British musician (1930–2006)

Julian Slade, 1954

Julian Penkivil Slade (28 May 1930 - 17 June 2006) was an English writer of musical theatre, best known for the show Salad Days, which he wrote in six weeks in 1954, and which became the UK's longest-running show of the 1950s, with over 2,288 performances.

==Biography ==
Born in London, England, in 1930, he moved with his family in 1940 to Painswick, Gloucestershire, where he spent his formative years, becoming a young member of the village dramatic society. He was educated at Eton College and Trinity College, Cambridge, where he was the first Footlights Vice President. After leaving Cambridge he went on to the drama school at the Bristol Old Vic.

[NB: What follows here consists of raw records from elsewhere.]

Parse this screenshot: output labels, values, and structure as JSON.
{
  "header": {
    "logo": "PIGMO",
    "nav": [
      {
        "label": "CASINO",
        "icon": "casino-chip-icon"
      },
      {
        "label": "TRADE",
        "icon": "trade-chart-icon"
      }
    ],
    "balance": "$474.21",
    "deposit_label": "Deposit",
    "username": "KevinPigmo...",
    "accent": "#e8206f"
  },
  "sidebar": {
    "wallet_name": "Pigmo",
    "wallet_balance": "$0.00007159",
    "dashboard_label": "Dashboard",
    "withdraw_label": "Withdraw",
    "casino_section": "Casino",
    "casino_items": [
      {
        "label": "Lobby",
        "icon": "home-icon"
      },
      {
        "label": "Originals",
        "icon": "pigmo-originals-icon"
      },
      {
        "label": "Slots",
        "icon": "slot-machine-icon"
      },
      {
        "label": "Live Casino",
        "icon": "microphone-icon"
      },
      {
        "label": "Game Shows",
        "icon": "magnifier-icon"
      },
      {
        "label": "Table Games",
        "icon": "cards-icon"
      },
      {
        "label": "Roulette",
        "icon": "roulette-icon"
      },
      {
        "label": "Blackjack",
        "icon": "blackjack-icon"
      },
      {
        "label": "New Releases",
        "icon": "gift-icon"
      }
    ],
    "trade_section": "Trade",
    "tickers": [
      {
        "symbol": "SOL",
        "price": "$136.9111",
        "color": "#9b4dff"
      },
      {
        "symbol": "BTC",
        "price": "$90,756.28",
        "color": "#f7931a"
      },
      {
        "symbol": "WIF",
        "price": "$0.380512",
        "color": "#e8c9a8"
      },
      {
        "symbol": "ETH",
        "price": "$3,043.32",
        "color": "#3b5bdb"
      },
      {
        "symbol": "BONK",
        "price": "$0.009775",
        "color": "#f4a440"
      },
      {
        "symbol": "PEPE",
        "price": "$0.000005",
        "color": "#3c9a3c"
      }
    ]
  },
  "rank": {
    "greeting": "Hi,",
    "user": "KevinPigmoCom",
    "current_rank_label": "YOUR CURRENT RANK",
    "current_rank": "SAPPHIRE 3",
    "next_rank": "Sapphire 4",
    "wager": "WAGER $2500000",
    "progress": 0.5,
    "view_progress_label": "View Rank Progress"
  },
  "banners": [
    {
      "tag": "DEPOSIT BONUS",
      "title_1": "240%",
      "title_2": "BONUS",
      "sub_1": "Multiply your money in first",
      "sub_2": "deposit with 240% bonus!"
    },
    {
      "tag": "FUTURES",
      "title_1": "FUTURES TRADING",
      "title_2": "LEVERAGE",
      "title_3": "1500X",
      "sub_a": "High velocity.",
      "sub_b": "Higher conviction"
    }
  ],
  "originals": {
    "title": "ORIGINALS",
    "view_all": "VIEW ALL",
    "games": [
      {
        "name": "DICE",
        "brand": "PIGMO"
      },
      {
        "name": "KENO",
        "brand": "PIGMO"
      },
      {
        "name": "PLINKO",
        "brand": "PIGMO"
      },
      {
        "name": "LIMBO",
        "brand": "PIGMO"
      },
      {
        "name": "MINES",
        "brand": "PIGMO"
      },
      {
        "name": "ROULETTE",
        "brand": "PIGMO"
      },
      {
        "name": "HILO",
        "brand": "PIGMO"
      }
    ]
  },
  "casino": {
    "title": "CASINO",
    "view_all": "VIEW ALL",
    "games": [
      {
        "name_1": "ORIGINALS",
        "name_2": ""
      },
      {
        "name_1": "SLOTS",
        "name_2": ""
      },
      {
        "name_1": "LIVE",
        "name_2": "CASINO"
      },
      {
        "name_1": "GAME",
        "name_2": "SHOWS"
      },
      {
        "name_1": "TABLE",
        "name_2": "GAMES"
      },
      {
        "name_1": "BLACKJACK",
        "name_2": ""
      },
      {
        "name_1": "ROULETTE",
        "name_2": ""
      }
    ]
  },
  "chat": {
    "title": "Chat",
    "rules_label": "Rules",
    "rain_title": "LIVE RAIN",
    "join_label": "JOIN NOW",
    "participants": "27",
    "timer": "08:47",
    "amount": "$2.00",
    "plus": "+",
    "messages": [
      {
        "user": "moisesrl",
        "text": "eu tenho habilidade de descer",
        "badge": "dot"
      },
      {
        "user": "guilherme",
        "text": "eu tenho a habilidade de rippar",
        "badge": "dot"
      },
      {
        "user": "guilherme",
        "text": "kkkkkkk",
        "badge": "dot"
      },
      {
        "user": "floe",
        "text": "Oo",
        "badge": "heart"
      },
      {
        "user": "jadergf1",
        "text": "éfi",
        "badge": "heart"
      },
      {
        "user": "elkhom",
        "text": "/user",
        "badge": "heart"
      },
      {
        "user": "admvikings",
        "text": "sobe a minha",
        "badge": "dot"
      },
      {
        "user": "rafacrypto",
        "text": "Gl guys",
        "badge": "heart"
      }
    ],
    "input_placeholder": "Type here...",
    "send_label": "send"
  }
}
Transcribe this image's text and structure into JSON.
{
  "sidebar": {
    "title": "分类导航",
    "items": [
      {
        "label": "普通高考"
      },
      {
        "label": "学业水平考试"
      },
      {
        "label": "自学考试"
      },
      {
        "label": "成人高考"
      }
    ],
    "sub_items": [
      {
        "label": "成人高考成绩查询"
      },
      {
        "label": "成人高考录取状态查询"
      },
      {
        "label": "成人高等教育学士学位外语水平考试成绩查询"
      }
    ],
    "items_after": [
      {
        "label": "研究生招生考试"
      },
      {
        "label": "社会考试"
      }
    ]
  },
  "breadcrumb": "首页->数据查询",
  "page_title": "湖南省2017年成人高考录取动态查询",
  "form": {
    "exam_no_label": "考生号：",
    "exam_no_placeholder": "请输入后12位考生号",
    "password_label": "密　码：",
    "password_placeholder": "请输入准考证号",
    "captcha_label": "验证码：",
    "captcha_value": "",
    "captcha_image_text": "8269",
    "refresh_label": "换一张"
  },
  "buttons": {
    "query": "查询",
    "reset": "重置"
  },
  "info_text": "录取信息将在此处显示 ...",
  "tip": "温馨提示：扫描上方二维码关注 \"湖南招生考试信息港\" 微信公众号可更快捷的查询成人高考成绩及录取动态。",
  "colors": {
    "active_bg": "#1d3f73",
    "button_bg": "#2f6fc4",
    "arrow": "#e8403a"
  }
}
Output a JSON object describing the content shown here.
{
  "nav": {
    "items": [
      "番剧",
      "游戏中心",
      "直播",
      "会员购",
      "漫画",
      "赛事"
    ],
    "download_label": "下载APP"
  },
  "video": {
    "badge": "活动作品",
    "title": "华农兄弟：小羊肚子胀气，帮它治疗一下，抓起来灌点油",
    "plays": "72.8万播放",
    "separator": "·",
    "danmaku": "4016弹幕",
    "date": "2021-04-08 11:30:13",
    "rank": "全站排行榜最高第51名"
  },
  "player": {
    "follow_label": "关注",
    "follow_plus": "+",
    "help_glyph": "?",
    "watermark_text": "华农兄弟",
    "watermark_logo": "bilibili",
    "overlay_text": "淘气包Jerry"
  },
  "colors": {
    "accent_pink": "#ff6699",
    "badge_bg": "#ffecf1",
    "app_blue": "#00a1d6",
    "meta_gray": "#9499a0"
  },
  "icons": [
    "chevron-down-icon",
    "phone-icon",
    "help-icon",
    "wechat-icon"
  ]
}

During his time at the Old Vic, Slade wrote incidental music for several productions including Two Gentlemen of Verona and The Duenna. In 1954, he was asked to write a musical for the Old Vic Summer Season. It was then that he came up with Salad Days with Dorothy Reynolds. The show was such a success that it moved to London, where it ran for over 2,288 performances - a record at the time. It was in London that a young Cameron Mackintosh saw the show with his aunt and decided to become a theatrical producer. Slade and Mackintosh stayed close friends throughout his life.

Slade's second most successful musical was Free as Air, written with Dorothy Reynolds, which opened at the Opera House in Manchester in 1957, before moving to the Savoy Theatre, London, where it ran for 417 performances.

==Personal life==
He had two brothers, Adrian Slade CBE (Liberal Party President) and Sir Christopher Slade (Lord Justice of Appeal, 1982–1991), and a sister. Julian and Sandy, the polari-speaking homosexual thespians of the radio show Round the Horne, were named after Slade and fellow musical playwright Sandy Wilson.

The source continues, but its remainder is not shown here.